Sunday, April 18, 2010

Provence: Day Two - The Hike

Verdon Gorge
Sunday, April 11

This morning we woke up in our charming little hotel at the base of the hill in which Moustiers-Sainte-Marie rests ready for our first real hike together.

Staying at Le Colombier was kind of like visiting your grandparents' house.  The hallways were covered in fabric, the wooden stairs creaked their age so Grandma would know what hour you finally got in, and there was a cozy salon where we took our cafe before we left for Verdon Gorge a few kilometers up the road.  It was quaint, the owners were super friendly and helpful, and we felt at home there.  We also did a lot of pantomiming.

I did a little hiking on family trips as a kid, but nothing notable in years, so for the sake of both our bodies and ability to enjoy the rest of the trip, we went with a hike of medium difficulty that would last only around 3 hours.  The Fisherman Trail, le Sentier des pecheurs, would take us down to Verdon River, and back up and out again.

Here we go!

Having read about the gorge and the various hikes marked throughout, Chris printed out one guy's description of this trail, complete with pictures of what he saw along the way, to make sure we were on the right track.  Here, Chris is pointing to the picture of what you see behind him - so far, so good!  Later, when we would get a little confused with disappearing markers near one rocky edge of trail, we'd realize a map of the trails also would have been a good idea.  But alas, we were newbies, complete with running shoes (not great for traction on rocks, nor for ankle support when climbing), printed out trail tips, and eager spirits.

Here is the Verdon River, turquoise serenity flowing through a pebble river bed.  We stopped here to soak it in and have a picnic lunch on the flattish rock you see here.  I also had my first opportunity to use Mother Nature's bathroom for the first time in years.  Go Hiking!

Another gross tidbit to add a little flavor to this story - I began this trip congested and Hiking Day brought no relief.  Do you think I thought to bring along tissues to keep things under control?  Of course not, and so asking Chris to look away, I was forced to blow a handful of snot rockets that would have made my Papa and brother proud.  (My Papa was the first person I ever saw do such a thing, and I loved him desperately.  And being a little tomboy who wanted to be just like my big brother growing up, I received coaching on how to rid myself of various forms of mucus just like he did.)

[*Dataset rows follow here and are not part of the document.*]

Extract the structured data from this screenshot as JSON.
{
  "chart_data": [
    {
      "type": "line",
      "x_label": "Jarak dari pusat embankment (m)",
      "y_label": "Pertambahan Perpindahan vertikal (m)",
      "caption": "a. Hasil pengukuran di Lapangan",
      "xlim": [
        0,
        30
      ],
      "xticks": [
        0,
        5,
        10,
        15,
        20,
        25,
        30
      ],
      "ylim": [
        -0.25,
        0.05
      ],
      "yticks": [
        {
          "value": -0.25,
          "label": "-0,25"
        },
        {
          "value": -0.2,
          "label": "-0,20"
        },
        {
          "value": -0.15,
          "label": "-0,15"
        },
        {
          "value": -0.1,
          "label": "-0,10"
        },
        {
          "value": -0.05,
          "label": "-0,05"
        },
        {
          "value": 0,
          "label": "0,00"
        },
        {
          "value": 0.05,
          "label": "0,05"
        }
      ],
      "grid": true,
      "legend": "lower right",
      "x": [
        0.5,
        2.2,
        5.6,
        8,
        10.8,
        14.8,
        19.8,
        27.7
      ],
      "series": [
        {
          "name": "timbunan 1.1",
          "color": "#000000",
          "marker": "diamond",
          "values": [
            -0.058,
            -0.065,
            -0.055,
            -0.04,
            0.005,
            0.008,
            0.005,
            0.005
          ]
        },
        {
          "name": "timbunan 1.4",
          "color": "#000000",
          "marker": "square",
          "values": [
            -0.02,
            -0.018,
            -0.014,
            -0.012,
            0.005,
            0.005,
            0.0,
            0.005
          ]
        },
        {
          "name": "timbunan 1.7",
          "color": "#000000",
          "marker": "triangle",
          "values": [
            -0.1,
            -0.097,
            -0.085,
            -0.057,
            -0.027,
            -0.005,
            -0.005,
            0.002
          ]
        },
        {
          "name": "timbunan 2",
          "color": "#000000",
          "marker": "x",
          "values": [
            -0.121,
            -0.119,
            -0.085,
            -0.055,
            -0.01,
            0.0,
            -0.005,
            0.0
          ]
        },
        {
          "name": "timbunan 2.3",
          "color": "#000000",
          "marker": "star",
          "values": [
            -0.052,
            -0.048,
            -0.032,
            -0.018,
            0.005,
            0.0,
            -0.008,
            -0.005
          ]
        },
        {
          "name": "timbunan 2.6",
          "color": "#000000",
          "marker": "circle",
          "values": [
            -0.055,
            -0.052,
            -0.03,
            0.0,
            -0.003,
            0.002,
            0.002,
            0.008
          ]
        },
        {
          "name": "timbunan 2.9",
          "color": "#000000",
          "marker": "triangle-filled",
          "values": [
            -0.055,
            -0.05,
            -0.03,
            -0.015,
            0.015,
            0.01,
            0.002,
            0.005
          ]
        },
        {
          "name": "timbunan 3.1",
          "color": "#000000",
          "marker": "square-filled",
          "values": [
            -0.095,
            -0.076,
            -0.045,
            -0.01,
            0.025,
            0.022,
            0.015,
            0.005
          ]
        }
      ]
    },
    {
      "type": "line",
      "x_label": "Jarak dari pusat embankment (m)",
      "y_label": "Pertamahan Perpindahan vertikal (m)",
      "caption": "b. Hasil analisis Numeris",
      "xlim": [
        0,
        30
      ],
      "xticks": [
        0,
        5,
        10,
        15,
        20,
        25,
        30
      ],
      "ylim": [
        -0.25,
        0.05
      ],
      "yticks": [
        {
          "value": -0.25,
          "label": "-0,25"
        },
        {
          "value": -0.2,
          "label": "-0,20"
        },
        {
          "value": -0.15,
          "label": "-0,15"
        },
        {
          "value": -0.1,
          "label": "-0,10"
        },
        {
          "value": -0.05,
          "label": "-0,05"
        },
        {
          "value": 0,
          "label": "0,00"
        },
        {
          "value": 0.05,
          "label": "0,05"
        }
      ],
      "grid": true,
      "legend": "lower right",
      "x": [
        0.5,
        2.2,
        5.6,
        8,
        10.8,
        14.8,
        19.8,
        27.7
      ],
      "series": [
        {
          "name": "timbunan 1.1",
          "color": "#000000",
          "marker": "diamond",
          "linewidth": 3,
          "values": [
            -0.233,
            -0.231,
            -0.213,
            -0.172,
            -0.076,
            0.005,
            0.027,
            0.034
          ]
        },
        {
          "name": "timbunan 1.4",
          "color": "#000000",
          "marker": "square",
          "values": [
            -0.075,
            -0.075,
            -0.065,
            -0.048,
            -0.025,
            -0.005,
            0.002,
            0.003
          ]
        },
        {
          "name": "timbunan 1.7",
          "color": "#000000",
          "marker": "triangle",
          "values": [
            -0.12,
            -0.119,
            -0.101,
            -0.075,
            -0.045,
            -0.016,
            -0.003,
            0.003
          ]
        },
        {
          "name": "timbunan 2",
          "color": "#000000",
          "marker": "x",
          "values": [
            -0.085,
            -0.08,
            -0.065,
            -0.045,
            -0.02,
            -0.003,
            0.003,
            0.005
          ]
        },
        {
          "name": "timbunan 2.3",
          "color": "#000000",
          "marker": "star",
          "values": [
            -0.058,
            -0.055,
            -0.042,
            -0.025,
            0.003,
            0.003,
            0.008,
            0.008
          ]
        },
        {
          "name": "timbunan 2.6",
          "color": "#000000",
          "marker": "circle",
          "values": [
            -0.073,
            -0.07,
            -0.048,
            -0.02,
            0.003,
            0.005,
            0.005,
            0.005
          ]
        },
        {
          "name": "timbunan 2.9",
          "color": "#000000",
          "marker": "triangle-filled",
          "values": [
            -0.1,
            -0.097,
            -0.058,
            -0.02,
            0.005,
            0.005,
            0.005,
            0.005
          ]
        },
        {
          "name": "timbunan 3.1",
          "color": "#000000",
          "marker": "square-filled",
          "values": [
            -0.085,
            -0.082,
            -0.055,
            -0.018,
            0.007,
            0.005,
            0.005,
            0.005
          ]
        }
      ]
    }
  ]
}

But back to prettier things.  We came across a gorgeous waterfall plunging down through the forest to the river below and had it been hotter, we would have been wetter.
This is also where we got a little turned around.  This particular trail is marked by yellow dashes and arrows on trees and rocks, and after hitting the waterfall, the badly translated trail tips and lack of yellow markings made for a little waiting around for more hikers to come our way.  We tried out a couple of unmarked paths, but both narrowed and stopped, either by way of a green wall of forest or a rather abrupt drop down to the rocks below.  Eventually a Swiss couple found the waterfall, too, and while we stood aside and let them have their waterfall-picture-time fun, a group of French hikers joined the pack.  Soon, everyone was equally as confused as we were, but luckily the French had that handy trail map I mentioned earlier and between the ten of us, we found the right path to take us on our way.  It turns out part of the waterfall's eager water had cut another small stream down the center of our intended trail, AND the yellow marker to grab the hiker's attention was mostly worn away.  
Thank goodness for the French! 

Almost we came to a small grassy clearing halfway between the river below and the winding mountain roads above.  The view, gorgeous,     though a little chilly when the clouds moved in.
When we reached the lot where we'd left the car, we waved thankful goodbyes to the helpful French hikers who saved the day and drove down to the lake where Verdon River ends, Lac de Sainte-Croix.  Surprisingly, the pedometer only clocked in 12,119 steps, but WE knew we worked hard.    

A lovely way to end the hike - sitting by the lake.

Once back at the hotel, we indulged in a mid-day nap in grandma's hotel room on the hard as a board brass bed, before cleaning up and walking up into town for another fabulous meal a Cote Jardin.  This was a true vacation :) and it had only just begun.